Sa cousine, elle, finit directement à la poubelle après avoir vécu bien des peines. Celles que l’homme lui impose pour ne pas perdre bonne haleine. En long, en rond ou en dragée, fruitée ou mentholée, elle vole la vedette aux friandises des enfants pour mieux conclure le repas des adultes. Les marmots l’aiment aussi, ne vous méprenez pas, même si le parent leur interdit lorsque leur âge est trop bas. Et puis un jour, maman leur donne une pièce. Leur dit « allez-y, activez la tirette ». Les yeux grands ouverts et le sourire en dents de lait, ils profitent des joies de cette petite boule à mastiquer. C’est qu’elle a du succès, notre chique. De la France à la Chine, tout le monde la connaît. Mais c’est souvent aux Etats-Unis et à Hollywood qu’elle est associée. A la télévision, sur Internet, dans les journaux, le quartier de L.A. l’accompagne dans toutes les pubs. Quand ce n’est pas la liberté version anglaise qui la vend sur le marché. Souvent devant les caisses de toutes vos supérettes, elle se tient là, en groupe, pour vous faire craquer. A côté des caramels, des bonbons suisses et autres tic-tac, tic-tac, tic-tac… Elle fait de l’œil aux consommateurs et force l’achat compulsif. Un achat bon pour les dents, mauvais pour les mâchoires, appelées à travailler jusqu’à ce que les saveurs s’envolent. Elle finira alors dans un papier qui traîne dans la poche ou directement dans le bac vert, sauf chez les moins précautionneux qui la jetteront par terre. Un drame pour la planète, un drame pour les trottoirs, elle est à l’environnement ce que la mort est aux vivants. Une catastrophe, une peur, une tragédie, qui dans quelques années fera parler les convaincus : « vous voyez, je vous l’avais dit ». Ou quand la blancheur de l’émail prend le pas sur la couche d’ozone.

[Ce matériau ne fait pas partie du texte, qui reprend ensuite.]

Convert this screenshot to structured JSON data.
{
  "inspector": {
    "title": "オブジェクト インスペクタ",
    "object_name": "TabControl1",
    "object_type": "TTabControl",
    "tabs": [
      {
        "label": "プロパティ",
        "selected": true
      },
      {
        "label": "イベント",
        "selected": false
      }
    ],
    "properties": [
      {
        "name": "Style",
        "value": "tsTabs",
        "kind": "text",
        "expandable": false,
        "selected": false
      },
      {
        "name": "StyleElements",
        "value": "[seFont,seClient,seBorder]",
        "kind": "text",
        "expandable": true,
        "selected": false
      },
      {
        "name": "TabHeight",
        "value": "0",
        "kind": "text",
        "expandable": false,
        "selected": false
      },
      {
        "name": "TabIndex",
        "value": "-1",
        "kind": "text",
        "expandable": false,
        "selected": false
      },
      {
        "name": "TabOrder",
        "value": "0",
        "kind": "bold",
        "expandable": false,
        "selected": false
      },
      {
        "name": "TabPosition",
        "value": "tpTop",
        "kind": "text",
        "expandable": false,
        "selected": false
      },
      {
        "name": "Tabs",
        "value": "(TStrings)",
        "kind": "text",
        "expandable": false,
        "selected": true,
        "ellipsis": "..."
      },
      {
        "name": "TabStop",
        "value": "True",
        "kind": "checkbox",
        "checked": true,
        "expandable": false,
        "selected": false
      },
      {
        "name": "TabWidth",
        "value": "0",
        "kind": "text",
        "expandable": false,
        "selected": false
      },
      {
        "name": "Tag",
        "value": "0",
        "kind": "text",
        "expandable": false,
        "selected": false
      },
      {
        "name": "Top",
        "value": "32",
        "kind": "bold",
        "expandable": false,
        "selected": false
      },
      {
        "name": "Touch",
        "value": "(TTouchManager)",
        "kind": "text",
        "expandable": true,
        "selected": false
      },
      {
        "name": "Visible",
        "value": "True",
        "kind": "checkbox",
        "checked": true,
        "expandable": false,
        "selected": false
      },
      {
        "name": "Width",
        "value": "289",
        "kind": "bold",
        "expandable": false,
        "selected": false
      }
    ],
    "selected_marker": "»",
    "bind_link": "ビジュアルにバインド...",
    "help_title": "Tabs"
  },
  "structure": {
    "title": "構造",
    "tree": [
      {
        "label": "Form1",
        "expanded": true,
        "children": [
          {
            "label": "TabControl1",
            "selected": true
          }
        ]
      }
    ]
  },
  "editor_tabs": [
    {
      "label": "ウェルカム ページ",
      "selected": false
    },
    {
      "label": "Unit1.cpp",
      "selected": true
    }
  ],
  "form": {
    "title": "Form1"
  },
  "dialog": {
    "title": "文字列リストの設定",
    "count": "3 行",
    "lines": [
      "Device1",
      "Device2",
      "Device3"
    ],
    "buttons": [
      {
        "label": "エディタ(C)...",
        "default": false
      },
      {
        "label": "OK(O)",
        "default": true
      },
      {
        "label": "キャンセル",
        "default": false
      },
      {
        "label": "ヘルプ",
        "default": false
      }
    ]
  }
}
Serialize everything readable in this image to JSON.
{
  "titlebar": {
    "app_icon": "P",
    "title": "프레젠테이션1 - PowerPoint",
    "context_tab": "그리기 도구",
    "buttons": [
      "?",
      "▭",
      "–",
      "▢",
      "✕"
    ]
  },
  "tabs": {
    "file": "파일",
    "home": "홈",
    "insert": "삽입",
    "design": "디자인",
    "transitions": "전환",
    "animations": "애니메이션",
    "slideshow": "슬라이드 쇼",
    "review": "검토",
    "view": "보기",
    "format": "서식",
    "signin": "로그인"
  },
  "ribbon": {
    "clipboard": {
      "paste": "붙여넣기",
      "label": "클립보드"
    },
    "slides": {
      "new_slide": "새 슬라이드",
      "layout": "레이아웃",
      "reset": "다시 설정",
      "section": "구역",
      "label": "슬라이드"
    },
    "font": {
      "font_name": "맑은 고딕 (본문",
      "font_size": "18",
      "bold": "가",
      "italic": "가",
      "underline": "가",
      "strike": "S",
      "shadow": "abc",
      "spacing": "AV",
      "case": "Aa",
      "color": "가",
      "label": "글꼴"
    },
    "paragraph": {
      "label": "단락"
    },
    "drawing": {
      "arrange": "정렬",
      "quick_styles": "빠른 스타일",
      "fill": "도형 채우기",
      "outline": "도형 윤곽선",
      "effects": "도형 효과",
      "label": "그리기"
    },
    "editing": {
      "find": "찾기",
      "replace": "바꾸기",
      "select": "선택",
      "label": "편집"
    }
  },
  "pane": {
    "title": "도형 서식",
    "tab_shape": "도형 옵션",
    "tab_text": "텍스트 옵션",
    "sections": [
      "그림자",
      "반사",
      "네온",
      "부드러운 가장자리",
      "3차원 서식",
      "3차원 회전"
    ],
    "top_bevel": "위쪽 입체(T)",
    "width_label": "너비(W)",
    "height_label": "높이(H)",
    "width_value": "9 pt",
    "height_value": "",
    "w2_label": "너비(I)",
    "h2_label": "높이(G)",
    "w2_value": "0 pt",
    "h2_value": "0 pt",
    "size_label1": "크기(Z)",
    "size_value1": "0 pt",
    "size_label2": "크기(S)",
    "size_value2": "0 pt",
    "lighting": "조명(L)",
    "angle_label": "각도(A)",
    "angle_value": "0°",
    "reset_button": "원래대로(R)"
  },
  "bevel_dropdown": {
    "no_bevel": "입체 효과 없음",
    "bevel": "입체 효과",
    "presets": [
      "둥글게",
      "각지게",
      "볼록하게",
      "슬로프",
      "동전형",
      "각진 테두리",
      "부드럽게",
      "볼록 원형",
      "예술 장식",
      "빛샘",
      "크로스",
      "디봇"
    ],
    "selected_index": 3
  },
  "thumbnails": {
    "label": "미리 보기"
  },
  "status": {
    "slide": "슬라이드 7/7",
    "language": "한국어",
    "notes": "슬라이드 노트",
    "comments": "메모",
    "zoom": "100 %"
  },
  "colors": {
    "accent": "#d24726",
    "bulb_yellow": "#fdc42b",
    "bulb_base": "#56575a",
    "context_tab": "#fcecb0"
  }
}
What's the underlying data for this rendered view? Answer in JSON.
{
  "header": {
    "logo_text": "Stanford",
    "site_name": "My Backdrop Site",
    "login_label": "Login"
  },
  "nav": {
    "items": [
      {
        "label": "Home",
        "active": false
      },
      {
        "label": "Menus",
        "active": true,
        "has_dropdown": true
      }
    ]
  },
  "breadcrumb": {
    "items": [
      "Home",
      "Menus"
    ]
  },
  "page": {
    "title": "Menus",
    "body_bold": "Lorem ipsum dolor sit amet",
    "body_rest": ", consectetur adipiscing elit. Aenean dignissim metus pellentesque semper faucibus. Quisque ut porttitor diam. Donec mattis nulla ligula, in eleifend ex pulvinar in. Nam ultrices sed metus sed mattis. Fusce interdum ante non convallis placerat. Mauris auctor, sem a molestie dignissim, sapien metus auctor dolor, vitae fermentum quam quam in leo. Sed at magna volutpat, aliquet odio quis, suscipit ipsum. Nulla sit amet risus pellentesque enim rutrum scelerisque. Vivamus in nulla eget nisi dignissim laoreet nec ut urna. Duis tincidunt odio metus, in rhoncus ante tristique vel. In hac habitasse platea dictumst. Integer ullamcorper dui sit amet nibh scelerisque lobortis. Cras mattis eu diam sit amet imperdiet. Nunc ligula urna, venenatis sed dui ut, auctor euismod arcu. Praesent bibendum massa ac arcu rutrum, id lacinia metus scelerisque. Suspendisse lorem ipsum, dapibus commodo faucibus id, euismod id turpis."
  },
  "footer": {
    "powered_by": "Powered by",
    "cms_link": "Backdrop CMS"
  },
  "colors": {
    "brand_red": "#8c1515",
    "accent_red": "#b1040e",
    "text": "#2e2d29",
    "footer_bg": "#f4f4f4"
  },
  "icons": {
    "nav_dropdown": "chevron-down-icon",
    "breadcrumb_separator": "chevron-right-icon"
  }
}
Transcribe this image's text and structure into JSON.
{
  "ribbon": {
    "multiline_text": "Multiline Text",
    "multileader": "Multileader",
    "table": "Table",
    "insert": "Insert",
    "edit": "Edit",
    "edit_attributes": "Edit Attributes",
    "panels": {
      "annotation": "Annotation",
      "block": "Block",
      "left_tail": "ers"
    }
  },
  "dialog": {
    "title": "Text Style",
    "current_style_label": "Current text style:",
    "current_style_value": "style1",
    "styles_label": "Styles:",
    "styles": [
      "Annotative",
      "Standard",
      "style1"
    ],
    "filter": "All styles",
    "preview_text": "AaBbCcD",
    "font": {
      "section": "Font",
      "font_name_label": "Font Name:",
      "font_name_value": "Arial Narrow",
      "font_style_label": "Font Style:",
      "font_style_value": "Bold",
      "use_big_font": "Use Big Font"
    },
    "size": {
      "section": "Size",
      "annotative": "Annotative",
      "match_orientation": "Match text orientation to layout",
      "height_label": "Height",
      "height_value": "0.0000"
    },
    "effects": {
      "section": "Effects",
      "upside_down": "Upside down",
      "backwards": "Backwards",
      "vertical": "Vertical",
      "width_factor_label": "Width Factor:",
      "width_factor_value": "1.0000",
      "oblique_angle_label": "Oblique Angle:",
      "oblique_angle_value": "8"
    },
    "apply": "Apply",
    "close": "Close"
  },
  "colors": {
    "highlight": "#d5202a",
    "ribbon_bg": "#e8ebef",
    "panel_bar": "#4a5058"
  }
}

Si sa version chimique fait des dégâts, à l’état naturel elle fait bien des miracles. Celle-là sort du corps des arbres, qui, amassés dans leurs forêts, transpirent une sève qu’il fait bon récupérer. A ce petit jeu l’hévéa est roi : sans lui – quel dommage ! – le caoutchouc n’existerait pas. Ainsi transformée pour le bien de l’humanité qui bricole, celle que nous cherchons fixe, colmate et colle. Dans la maison les chaises, le toit, les joints ou les fenêtres, et dans le garage tout ce qui mérite de l’être. Sur la voiture qui s’y cache pour échapper au froid, elle tient une grande place, voire même une place de choix. En effet, quand elle n’est pas dans la boîte à outil, elle travaille quotidiennement pour les amateurs de circuits. Sans elle pas de dérapage, pas de virage et pas de mouvement ; immobiles tous les bolides le seraient sûrement. Elle entoure leurs jantes d’une couche noire solide mais frileuse, lorsqu’il s’agit de rouler sur des chemins, des routes épineuses. Une pointe trop aiguisée et paf ! La voilà qui explose, dérape et fonce dans le décor. Accompagnée de la carcasse de l’auto qu’elle a fait dévier de bord. Du pneu à celle qu’on cherche il n’y a qu’un nom : deux consonnes et trois voyelles, des synonymes et des surnoms. Lorsqu’une voiture de course va vite on dit qu’elle la met. Cherchez, trouvez, l’expression consacrée. Si elle ne vient pas, insistez, soyez courageux, on a encore quelques indices pour vous aider un peu.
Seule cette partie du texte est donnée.